What is an intuitive explanation of the FFT algorithm? Where does it cut corners/optimize? How does it take phase into account?
An FFT is just a way to speed up a DFT, from O(N*N) to O(NlogN) by factorizing a complex matrix transform. It actually does not cut corners, but is not only faster, but usually slightly more accurate than a DFT due to less opportunities for arithmetic rounding errors or quantization noise via less total operations.
For strictly real input, a DFT is just N correlations against a set of orthogonal sine waves and N correlations against a set of orthogonal cosine waves, over a range of frequencies from DC to the half the sample rate. (In complex form, the cosine correlations being the real part, and the sine correlations the imaginary component). Those correlations can all be performed by an N*N complex matrix multiply.

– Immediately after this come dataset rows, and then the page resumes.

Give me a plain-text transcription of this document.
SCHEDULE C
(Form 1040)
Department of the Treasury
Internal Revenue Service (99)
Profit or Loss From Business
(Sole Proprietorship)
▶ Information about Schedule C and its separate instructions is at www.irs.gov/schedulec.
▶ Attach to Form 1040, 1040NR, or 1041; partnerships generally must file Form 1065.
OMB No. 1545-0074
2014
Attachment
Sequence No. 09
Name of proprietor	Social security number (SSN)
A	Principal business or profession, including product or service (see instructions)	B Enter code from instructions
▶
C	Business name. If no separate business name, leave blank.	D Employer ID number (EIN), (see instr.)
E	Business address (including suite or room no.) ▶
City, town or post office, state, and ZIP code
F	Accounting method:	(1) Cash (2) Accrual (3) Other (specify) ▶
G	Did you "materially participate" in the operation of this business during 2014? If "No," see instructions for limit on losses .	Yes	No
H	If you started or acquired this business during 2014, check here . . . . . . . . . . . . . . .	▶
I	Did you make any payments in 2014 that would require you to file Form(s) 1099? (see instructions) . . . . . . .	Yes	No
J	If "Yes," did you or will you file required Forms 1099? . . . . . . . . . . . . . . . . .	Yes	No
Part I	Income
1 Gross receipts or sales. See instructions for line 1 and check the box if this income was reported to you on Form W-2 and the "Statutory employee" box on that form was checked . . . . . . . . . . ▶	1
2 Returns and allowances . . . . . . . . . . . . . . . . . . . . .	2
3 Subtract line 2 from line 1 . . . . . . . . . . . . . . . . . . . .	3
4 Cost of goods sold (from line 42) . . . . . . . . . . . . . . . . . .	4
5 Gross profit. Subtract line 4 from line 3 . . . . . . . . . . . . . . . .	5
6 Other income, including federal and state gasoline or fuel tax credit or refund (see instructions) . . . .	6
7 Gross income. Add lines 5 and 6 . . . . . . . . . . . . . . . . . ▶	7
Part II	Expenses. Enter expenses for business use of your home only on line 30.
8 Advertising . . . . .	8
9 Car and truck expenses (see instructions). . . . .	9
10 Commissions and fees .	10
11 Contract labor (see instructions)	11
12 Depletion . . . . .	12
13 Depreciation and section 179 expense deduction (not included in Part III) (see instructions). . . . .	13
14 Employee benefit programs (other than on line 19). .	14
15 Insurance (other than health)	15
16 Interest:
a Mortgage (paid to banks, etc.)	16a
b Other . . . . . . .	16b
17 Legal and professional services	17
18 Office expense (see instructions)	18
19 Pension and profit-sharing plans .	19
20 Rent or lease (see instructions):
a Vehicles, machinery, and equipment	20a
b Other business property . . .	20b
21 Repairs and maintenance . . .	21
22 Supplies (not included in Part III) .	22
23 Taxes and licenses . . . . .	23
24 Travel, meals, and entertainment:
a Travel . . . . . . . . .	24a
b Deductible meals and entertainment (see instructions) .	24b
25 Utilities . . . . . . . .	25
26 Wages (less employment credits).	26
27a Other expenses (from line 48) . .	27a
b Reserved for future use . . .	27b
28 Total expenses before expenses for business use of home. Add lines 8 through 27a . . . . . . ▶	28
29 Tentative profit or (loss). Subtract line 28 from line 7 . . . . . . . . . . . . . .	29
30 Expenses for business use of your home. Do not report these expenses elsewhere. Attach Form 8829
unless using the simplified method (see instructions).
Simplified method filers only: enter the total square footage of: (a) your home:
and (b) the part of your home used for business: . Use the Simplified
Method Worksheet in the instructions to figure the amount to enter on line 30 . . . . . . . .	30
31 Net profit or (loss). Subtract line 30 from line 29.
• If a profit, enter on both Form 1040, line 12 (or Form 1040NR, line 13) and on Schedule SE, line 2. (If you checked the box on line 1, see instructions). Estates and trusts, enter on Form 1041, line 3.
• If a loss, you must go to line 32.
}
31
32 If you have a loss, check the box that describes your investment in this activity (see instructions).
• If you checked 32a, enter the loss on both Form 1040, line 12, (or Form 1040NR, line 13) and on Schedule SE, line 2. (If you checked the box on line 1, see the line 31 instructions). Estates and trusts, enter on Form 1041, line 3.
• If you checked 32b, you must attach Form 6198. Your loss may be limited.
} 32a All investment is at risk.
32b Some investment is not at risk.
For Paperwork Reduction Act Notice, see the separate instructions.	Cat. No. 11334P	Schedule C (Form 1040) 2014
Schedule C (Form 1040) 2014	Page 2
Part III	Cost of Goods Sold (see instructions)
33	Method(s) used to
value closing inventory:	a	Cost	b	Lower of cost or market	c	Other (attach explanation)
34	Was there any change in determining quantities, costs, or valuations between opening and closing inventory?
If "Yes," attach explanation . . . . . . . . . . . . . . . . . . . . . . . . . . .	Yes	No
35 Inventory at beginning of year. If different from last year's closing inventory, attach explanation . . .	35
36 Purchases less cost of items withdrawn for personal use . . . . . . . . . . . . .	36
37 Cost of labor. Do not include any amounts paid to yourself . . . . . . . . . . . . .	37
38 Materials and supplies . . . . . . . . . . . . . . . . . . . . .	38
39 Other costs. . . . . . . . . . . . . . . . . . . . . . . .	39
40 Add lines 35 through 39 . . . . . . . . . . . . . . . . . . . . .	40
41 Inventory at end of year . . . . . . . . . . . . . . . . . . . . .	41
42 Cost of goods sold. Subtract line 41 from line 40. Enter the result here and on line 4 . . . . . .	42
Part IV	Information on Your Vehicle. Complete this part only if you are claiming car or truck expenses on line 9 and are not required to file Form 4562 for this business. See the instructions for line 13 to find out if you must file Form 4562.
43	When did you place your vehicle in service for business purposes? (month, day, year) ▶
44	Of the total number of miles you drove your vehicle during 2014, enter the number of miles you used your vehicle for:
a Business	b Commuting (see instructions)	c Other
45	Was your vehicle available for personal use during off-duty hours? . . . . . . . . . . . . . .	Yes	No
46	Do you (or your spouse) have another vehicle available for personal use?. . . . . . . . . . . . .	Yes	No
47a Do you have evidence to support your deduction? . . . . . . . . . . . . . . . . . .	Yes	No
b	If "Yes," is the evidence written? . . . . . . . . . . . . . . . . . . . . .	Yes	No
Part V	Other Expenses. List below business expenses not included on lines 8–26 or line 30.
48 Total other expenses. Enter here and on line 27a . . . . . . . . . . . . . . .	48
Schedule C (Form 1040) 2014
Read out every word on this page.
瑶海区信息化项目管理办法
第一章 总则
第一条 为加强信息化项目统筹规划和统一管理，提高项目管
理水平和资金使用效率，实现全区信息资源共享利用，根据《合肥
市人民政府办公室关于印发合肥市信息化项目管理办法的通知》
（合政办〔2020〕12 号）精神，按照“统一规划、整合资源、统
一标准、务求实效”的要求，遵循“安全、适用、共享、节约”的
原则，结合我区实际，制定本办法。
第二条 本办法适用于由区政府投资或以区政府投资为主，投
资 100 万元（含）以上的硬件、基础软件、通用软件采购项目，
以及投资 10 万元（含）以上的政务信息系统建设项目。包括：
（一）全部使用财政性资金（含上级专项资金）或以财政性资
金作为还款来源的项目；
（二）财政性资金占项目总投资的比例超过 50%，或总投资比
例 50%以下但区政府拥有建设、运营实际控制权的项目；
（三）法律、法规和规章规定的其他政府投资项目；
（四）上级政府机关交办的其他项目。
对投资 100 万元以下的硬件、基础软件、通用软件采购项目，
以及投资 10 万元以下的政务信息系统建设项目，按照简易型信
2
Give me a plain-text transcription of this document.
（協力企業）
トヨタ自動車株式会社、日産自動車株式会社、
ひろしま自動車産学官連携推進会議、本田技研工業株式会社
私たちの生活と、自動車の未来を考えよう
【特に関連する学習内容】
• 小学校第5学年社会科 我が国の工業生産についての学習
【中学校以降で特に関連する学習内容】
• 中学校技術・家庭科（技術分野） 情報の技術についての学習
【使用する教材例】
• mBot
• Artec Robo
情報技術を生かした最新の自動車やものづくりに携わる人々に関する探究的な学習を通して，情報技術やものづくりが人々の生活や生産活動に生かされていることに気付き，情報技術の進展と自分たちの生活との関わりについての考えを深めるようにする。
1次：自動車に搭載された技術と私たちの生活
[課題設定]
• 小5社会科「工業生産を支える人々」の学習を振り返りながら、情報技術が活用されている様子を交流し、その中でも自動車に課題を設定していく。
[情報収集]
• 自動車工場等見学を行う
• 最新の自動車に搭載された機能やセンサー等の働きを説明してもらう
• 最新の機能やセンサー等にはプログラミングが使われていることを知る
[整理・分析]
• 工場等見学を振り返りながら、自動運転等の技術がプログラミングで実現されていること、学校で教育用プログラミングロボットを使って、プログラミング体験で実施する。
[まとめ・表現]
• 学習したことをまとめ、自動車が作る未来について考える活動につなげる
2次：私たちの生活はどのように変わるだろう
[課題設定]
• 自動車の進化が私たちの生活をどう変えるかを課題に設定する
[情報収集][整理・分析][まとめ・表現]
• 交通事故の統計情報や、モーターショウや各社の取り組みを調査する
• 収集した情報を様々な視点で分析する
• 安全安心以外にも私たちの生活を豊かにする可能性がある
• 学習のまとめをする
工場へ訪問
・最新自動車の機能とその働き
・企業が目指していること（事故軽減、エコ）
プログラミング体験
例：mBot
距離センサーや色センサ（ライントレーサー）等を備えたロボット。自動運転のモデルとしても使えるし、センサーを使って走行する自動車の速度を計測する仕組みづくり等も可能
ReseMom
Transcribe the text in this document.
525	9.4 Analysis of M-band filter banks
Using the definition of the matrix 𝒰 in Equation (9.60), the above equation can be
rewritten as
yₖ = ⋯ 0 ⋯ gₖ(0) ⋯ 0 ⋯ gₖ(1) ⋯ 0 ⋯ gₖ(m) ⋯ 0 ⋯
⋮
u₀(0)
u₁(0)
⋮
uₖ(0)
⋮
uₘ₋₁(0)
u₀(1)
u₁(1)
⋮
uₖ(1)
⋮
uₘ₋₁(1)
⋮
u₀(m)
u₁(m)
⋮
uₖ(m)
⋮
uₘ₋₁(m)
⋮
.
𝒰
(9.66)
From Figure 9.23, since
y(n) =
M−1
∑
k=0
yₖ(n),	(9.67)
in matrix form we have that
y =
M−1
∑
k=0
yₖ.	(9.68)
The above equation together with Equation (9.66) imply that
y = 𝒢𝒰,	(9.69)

The phase is just the relationship (atan2()) of the cosine correlations (even portion), and sine wave correlations (odd portion), of the input waveform. e.g. a waveform perfectly symmetric around the DFT window center will have a phase of zero, and a waveform perfectly antisymmetric around the center will have a phase of pi or -pi. And any (non-pathological real) waveform can be decomposed into a pair of even and odd waveforms, and thus has some phase (via atan2()) of each sinusoidal component, referenced to the edges of the DFT window (or to the center, if you do an fftshift beforehand).
For complex input, there is a similar complex arithmetic formulation of all the above, using correlations against unit complex exponentials (instead of sines and cosines).